The first thing I teach riders is to feel the difference between being active and being passive or slightly passive off a jump. When I’m active or wanting a lot of air for the speed I’m traveling, I firm my quads up into the jump face. In doing this, I find I have a relatively tall stance and create a lot of compression which ends up providing more rebound and more air time. It also creates a situation where my bike is further away from my body than when being passive as my limbs are more extended in order to create compression.

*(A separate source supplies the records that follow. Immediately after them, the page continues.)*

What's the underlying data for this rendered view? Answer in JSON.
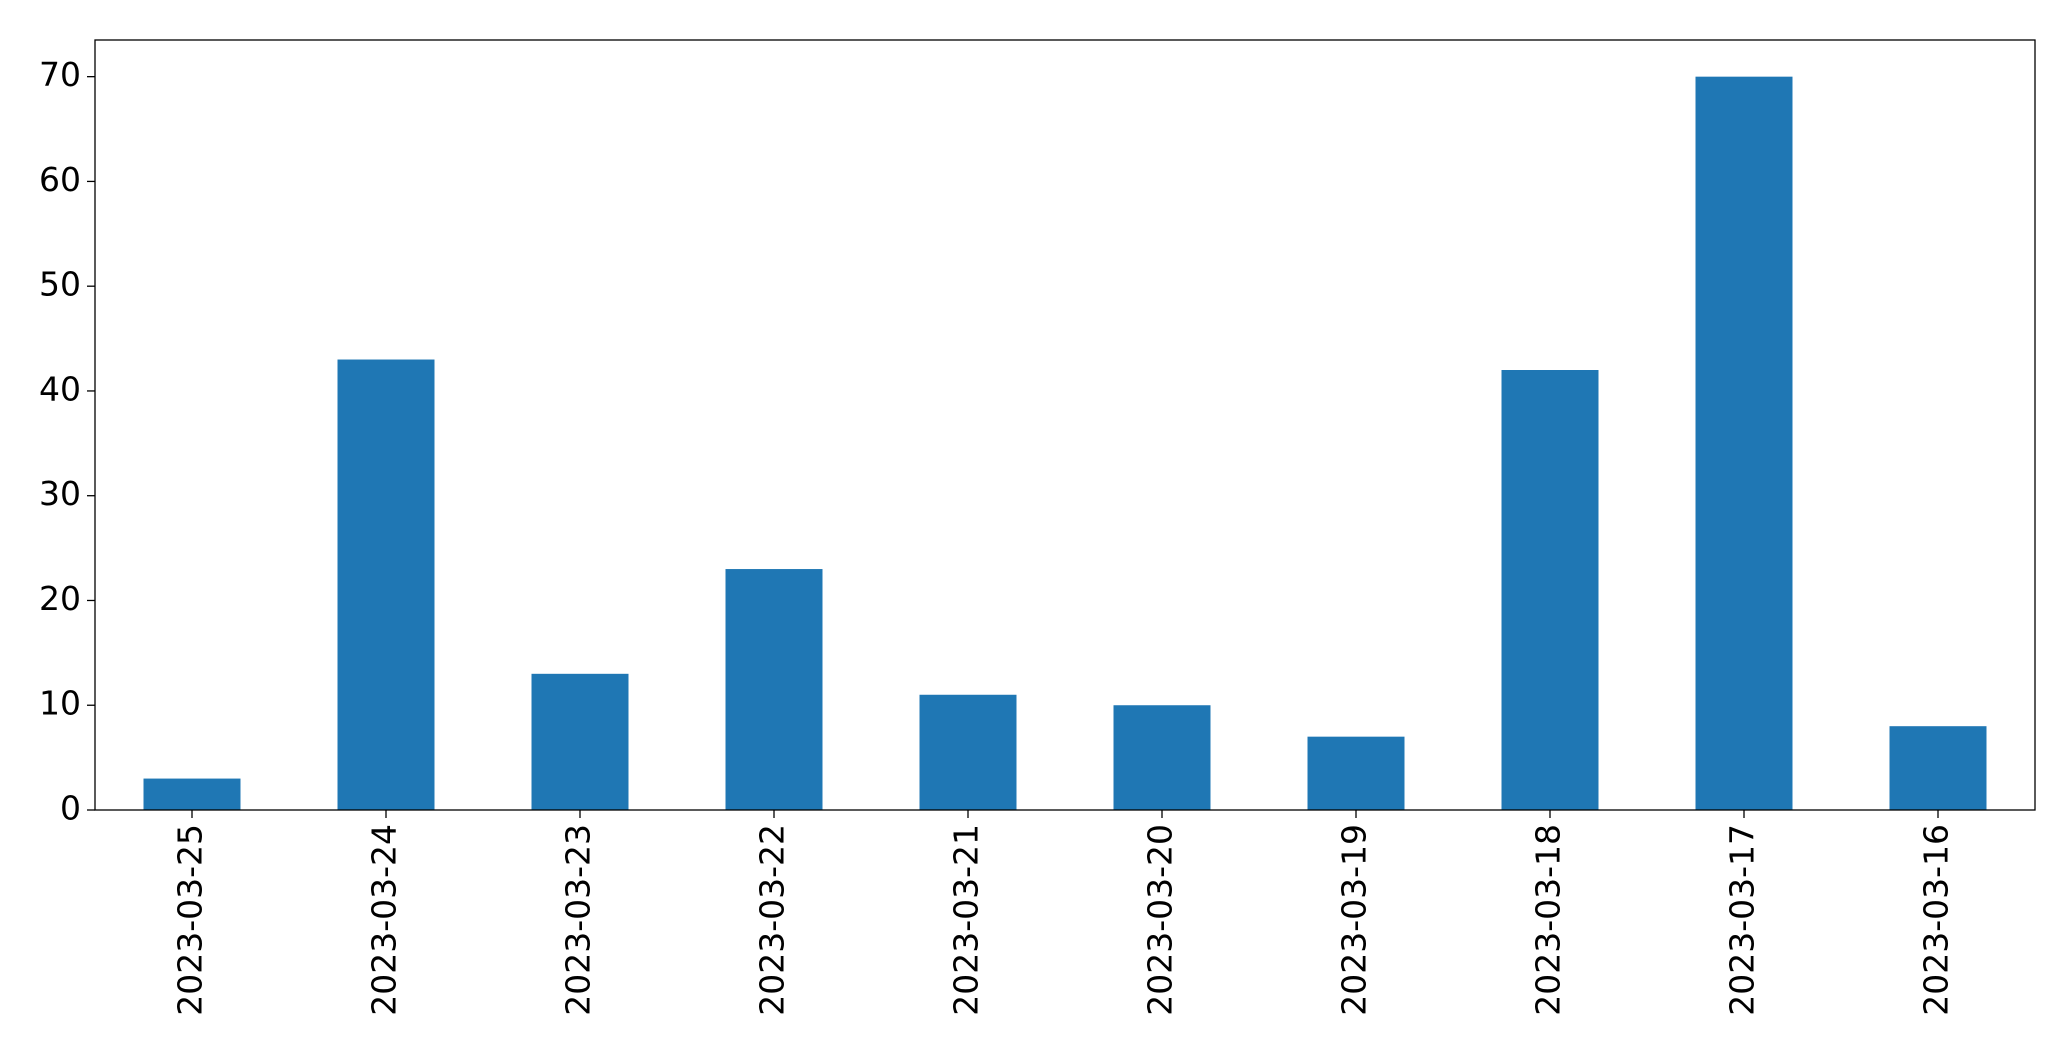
{
  "chart_data": {
    "type": "bar",
    "categories": [
      "2023-03-25",
      "2023-03-24",
      "2023-03-23",
      "2023-03-22",
      "2023-03-21",
      "2023-03-20",
      "2023-03-19",
      "2023-03-18",
      "2023-03-17",
      "2023-03-16"
    ],
    "values": [
      3,
      43,
      13,
      23,
      11,
      10,
      7,
      42,
      70,
      8
    ],
    "color": "#1f77b4",
    "ylim": [
      0,
      73.5
    ],
    "yticks": [
      0,
      10,
      20,
      30,
      40,
      50,
      60,
      70
    ],
    "grid": false
  }
}
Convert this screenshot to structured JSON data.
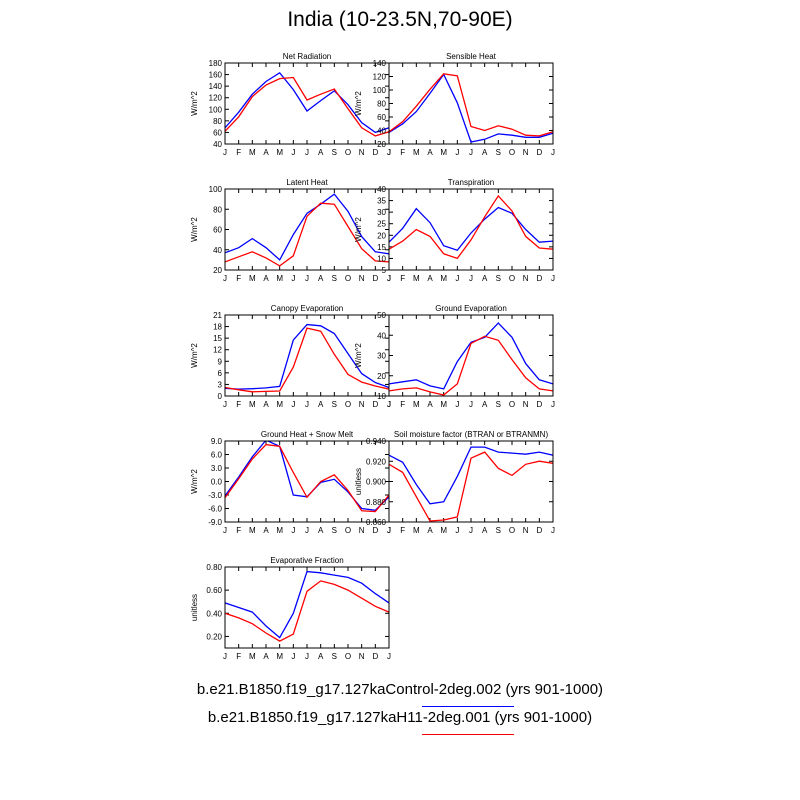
{
  "title": "India (10-23.5N,70-90E)",
  "colors": {
    "series1": "#0000ff",
    "series2": "#ff0000",
    "axis": "#000000"
  },
  "legend": [
    {
      "label": "b.e21.B1850.f19_g17.127kaControl-2deg.002 (yrs 901-1000)",
      "color": "#0000ff"
    },
    {
      "label": "b.e21.B1850.f19_g17.127kaH11-2deg.001 (yrs 901-1000)",
      "color": "#ff0000"
    }
  ],
  "chart_data": [
    {
      "type": "line",
      "title": "Net Radiation",
      "ylabel": "W/m^2",
      "categories": [
        "J",
        "F",
        "M",
        "A",
        "M",
        "J",
        "J",
        "A",
        "S",
        "O",
        "N",
        "D",
        "J"
      ],
      "ylim": [
        40,
        180
      ],
      "yticks": [
        40,
        60,
        80,
        100,
        120,
        140,
        160,
        180
      ],
      "ytick_labels": [
        "40",
        "60",
        "80",
        "100",
        "120",
        "140",
        "160",
        "180"
      ],
      "series": [
        {
          "values": [
            68,
            95,
            126,
            148,
            163,
            134,
            97,
            115,
            132,
            108,
            77,
            60,
            68
          ]
        },
        {
          "values": [
            62,
            87,
            122,
            142,
            153,
            155,
            116,
            126,
            135,
            101,
            68,
            54,
            61
          ]
        }
      ]
    },
    {
      "type": "line",
      "title": "Sensible Heat",
      "ylabel": "W/m^2",
      "categories": [
        "J",
        "F",
        "M",
        "A",
        "M",
        "J",
        "J",
        "A",
        "S",
        "O",
        "N",
        "D",
        "J"
      ],
      "ylim": [
        20,
        140
      ],
      "yticks": [
        20,
        40,
        60,
        80,
        100,
        120,
        140
      ],
      "ytick_labels": [
        "20",
        "40",
        "60",
        "80",
        "100",
        "120",
        "140"
      ],
      "series": [
        {
          "values": [
            37,
            50,
            68,
            95,
            123,
            81,
            23,
            27,
            35,
            33,
            30,
            30,
            36
          ]
        },
        {
          "values": [
            38,
            53,
            76,
            101,
            124,
            121,
            46,
            40,
            47,
            42,
            33,
            32,
            38
          ]
        }
      ]
    },
    {
      "type": "line",
      "title": "Latent Heat",
      "ylabel": "W/m^2",
      "categories": [
        "J",
        "F",
        "M",
        "A",
        "M",
        "J",
        "J",
        "A",
        "S",
        "O",
        "N",
        "D",
        "J"
      ],
      "ylim": [
        20,
        100
      ],
      "yticks": [
        20,
        40,
        60,
        80,
        100
      ],
      "ytick_labels": [
        "20",
        "40",
        "60",
        "80",
        "100"
      ],
      "series": [
        {
          "values": [
            37,
            42,
            51,
            42,
            30,
            55,
            76,
            85,
            95,
            78,
            53,
            38,
            36
          ]
        },
        {
          "values": [
            28,
            33,
            38,
            32,
            24,
            34,
            73,
            86,
            85,
            63,
            41,
            29,
            28
          ]
        }
      ]
    },
    {
      "type": "line",
      "title": "Transpiration",
      "ylabel": "W/m^2",
      "categories": [
        "J",
        "F",
        "M",
        "A",
        "M",
        "J",
        "J",
        "A",
        "S",
        "O",
        "N",
        "D",
        "J"
      ],
      "ylim": [
        5,
        40
      ],
      "yticks": [
        5,
        10,
        15,
        20,
        25,
        30,
        35,
        40
      ],
      "ytick_labels": [
        "5",
        "10",
        "15",
        "20",
        "25",
        "30",
        "35",
        "40"
      ],
      "series": [
        {
          "values": [
            17,
            23,
            31.5,
            25.5,
            15.5,
            13.5,
            21,
            27,
            32,
            29.5,
            22.5,
            17,
            17.5
          ]
        },
        {
          "values": [
            14,
            17.5,
            22.5,
            19.5,
            12,
            10,
            18,
            28,
            37,
            30.5,
            19.5,
            14.5,
            14
          ]
        }
      ]
    },
    {
      "type": "line",
      "title": "Canopy Evaporation",
      "ylabel": "W/m^2",
      "categories": [
        "J",
        "F",
        "M",
        "A",
        "M",
        "J",
        "J",
        "A",
        "S",
        "O",
        "N",
        "D",
        "J"
      ],
      "ylim": [
        0,
        21
      ],
      "yticks": [
        0,
        3,
        6,
        9,
        12,
        15,
        18,
        21
      ],
      "ytick_labels": [
        "0",
        "3",
        "6",
        "9",
        "12",
        "15",
        "18",
        "21"
      ],
      "series": [
        {
          "values": [
            2.0,
            1.8,
            1.9,
            2.1,
            2.5,
            14.5,
            18.5,
            18.2,
            16.2,
            11.0,
            5.8,
            3.5,
            2.2
          ]
        },
        {
          "values": [
            2.2,
            1.6,
            1.1,
            1.2,
            1.3,
            7.5,
            17.6,
            16.8,
            10.8,
            5.6,
            3.6,
            2.6,
            1.8
          ]
        }
      ]
    },
    {
      "type": "line",
      "title": "Ground Evaporation",
      "ylabel": "W/m^2",
      "categories": [
        "J",
        "F",
        "M",
        "A",
        "M",
        "J",
        "J",
        "A",
        "S",
        "O",
        "N",
        "D",
        "J"
      ],
      "ylim": [
        10,
        50
      ],
      "yticks": [
        10,
        20,
        30,
        40,
        50
      ],
      "ytick_labels": [
        "10",
        "20",
        "30",
        "40",
        "50"
      ],
      "series": [
        {
          "values": [
            16,
            17,
            18,
            15,
            13.5,
            27,
            36.5,
            39,
            46,
            39,
            26,
            18,
            16
          ]
        },
        {
          "values": [
            12.5,
            13.5,
            14,
            12,
            10.5,
            16,
            36,
            39.5,
            37.5,
            28,
            19,
            13.5,
            12.5
          ]
        }
      ]
    },
    {
      "type": "line",
      "title": "Ground Heat + Snow Melt",
      "ylabel": "W/m^2",
      "categories": [
        "J",
        "F",
        "M",
        "A",
        "M",
        "J",
        "J",
        "A",
        "S",
        "O",
        "N",
        "D",
        "J"
      ],
      "ylim": [
        -9,
        9
      ],
      "yticks": [
        -9,
        -6,
        -3,
        0,
        3,
        6,
        9
      ],
      "ytick_labels": [
        "-9.0",
        "-6.0",
        "-3.0",
        "0.0",
        "3.0",
        "6.0",
        "9.0"
      ],
      "series": [
        {
          "values": [
            -3.2,
            1.0,
            5.5,
            9.2,
            7.8,
            -3.0,
            -3.4,
            -0.2,
            0.5,
            -2.3,
            -6.0,
            -6.4,
            -3.4
          ]
        },
        {
          "values": [
            -3.6,
            0.6,
            5.0,
            8.2,
            7.8,
            2.0,
            -3.5,
            0.0,
            1.5,
            -2.0,
            -6.5,
            -6.7,
            -3.0
          ]
        }
      ]
    },
    {
      "type": "line",
      "title": "Soil moisture factor (BTRAN or BTRANMN)",
      "ylabel": "unitless",
      "categories": [
        "J",
        "F",
        "M",
        "A",
        "M",
        "J",
        "J",
        "A",
        "S",
        "O",
        "N",
        "D",
        "J"
      ],
      "ylim": [
        0.86,
        0.94
      ],
      "yticks": [
        0.86,
        0.88,
        0.9,
        0.92,
        0.94
      ],
      "ytick_labels": [
        "0.860",
        "0.880",
        "0.900",
        "0.920",
        "0.940"
      ],
      "series": [
        {
          "values": [
            0.926,
            0.919,
            0.897,
            0.878,
            0.88,
            0.905,
            0.934,
            0.934,
            0.929,
            0.928,
            0.927,
            0.929,
            0.926
          ]
        },
        {
          "values": [
            0.917,
            0.909,
            0.885,
            0.861,
            0.862,
            0.865,
            0.923,
            0.929,
            0.913,
            0.906,
            0.917,
            0.92,
            0.918
          ]
        }
      ]
    },
    {
      "type": "line",
      "title": "Evaporative Fraction",
      "ylabel": "unitless",
      "categories": [
        "J",
        "F",
        "M",
        "A",
        "M",
        "J",
        "J",
        "A",
        "S",
        "O",
        "N",
        "D",
        "J"
      ],
      "ylim": [
        0.1,
        0.8
      ],
      "yticks": [
        0.2,
        0.4,
        0.6,
        0.8
      ],
      "ytick_labels": [
        "0.20",
        "0.40",
        "0.60",
        "0.80"
      ],
      "series": [
        {
          "values": [
            0.49,
            0.45,
            0.41,
            0.29,
            0.19,
            0.4,
            0.76,
            0.75,
            0.73,
            0.71,
            0.66,
            0.57,
            0.49
          ]
        },
        {
          "values": [
            0.4,
            0.36,
            0.31,
            0.23,
            0.16,
            0.22,
            0.59,
            0.68,
            0.65,
            0.6,
            0.53,
            0.46,
            0.41
          ]
        }
      ]
    }
  ]
}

If I approach the same jump at a greatly increased speed, I’ll need to change the way I create compression into my legs. When being more passive or taking a jump faster than I think I need to in order to clear it, I’ll actually absorb some of the jump into my legs and arms. This creates a situation where the bike is relatively close to the body in the air. This is a great way to blow off the extra energy of a jump when approaching at a speed greater than the minimum needed to clear it. I call this being passive.

Once you have this technique dialed in, you can move into blowing off energy in a lateral direction by counter directional steering in the air, or by creating a turn down scrub.

Having the ability to make last minute changes to your takeoff will go a long way toward creating confidence on the trail.